About that pop-up city: There are actually two that leapfrog from stop to stop around the world for a year because the raceboats are so fast, the shipping transport can’t keep up with them. Containers are everywhere, but they are cleverly disguised or even made functional during the stops, serving as support structures for sailing team towers, for example. There are 220 110-by-40-foot containers that get shipped on 11 to 14 ships.

The home team at race headquarters in Alicante, Spain, consists of only 30 people. That’s where a NASA-style room tracks boats via the Inmarsat satellite network with Cobham technology. Boats send information to Race Control every 10 seconds, and duty officers monitor the fleet and the weather nonstop. They deliver and receive positional data and communications. The room has an independent power supply and can operate without Internet service, using Inmarsat. The weather data alone that boats receive daily is so comprehensive that it amounts to about 10,000 typewritten pages.

The traveling team, of which Gedda is a part, consists of 120 people who follow the race around the world and stop in 11 cities. The total staff — plus sailors’ families, logistical teams, shore crews and sponsors — is a thousand strong. High-value equipment, such as TV broadcast and IT infrastructure equipment, is shipped by air. There are 654 banners, seven team towers, 136 flags and 22 backdrops. A full-size VOR 65 model is toured by visitors each day at the Race Village. Maritime Rescue Coordination Centers help boats in trouble at sea, in liaison with Race Control, from centers located around the world.

The race was known as the Whitbread Round the World Race from its inception in 1973 until 1998. In 2001, Volvo Group began to sponsor the race. The race mascot is Wisdom, an albatross meant to bring awareness to the fact that 17 of 22 species of the bird are threatened with extinction. The birds are often caught on hooks of long-line offshore fishing vessels or found with garbage in their bellies. The race has raised funds for the Save the Albatross campaign since 2005 and has contributed to the Albatross Task Force.

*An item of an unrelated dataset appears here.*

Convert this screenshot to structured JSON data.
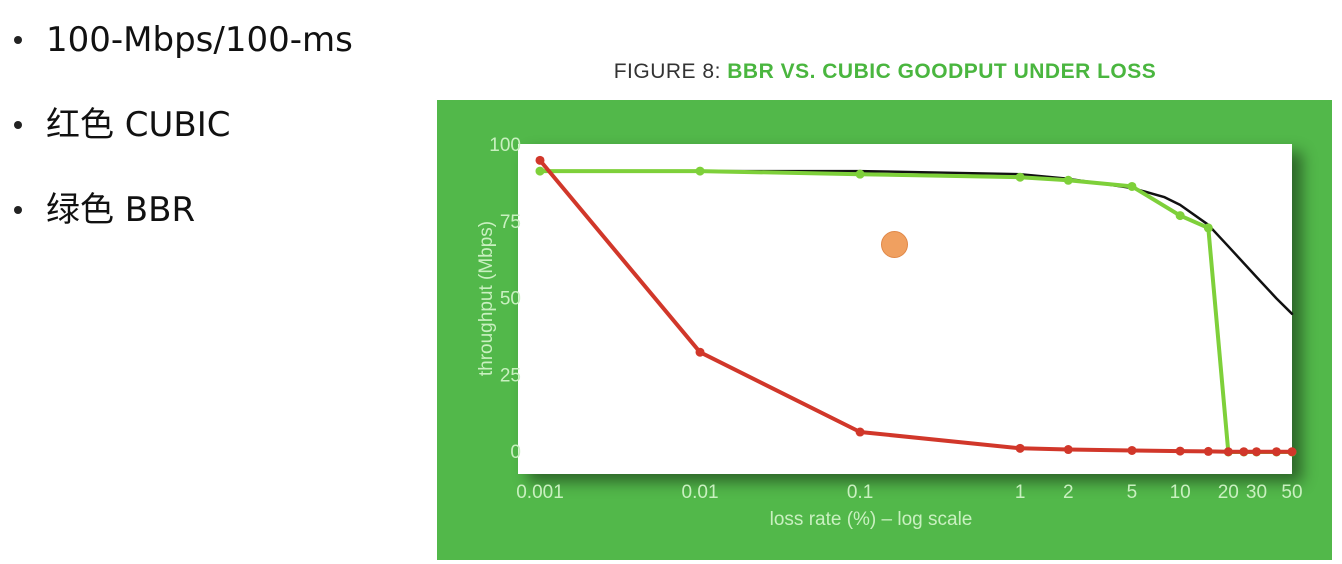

The one-design boats are 65 feet and designed by Farr Yacht Design. They require 36,000 hours, or 20 full-time employees, a year to build one. The builders include Multiplast, Decision, Persico and Green Marine. The boat is built around the idea that equipment for a journalist will be integrated on board, and the vessel costs 4.5 million euros, or nearly $5 million — a price tag that has reduced the cost of the entire campaign by 50 percent. The one-design approach also levels the playing field and ensures that the contest is won or lost by the sailors. The boats have eight structural bulkheads, twice as many as previous models, resulting in better strength.

The sailors cross four oceans during the 267-day race — the Atlantic, Pacific, Southern and Indian — covering 38,739 nautical miles. The longest leg this time was the fifth, which was from Auckland, New Zealand, to Itajai, Brazil, and and took the fleet 6,776 nautical miles.

The boats weigh 12,500 kilograms — not a gram more or less, Gedda assured reporters. The keel and bulb alone weigh 5,241 kilos, and the sail is massive — 420 square meters. There are eight sails for the race, but there are only four replacement sails, and that means the teams baby their sails, carefully wrapping them and taking them out of the weather during stopovers.

And when it’s finished, it starts again, Gedda says. “Our one-design project started two months after the race finished last time” three years ago. “We’ll do the same boats next race. We will make improvements, but not huge changes.”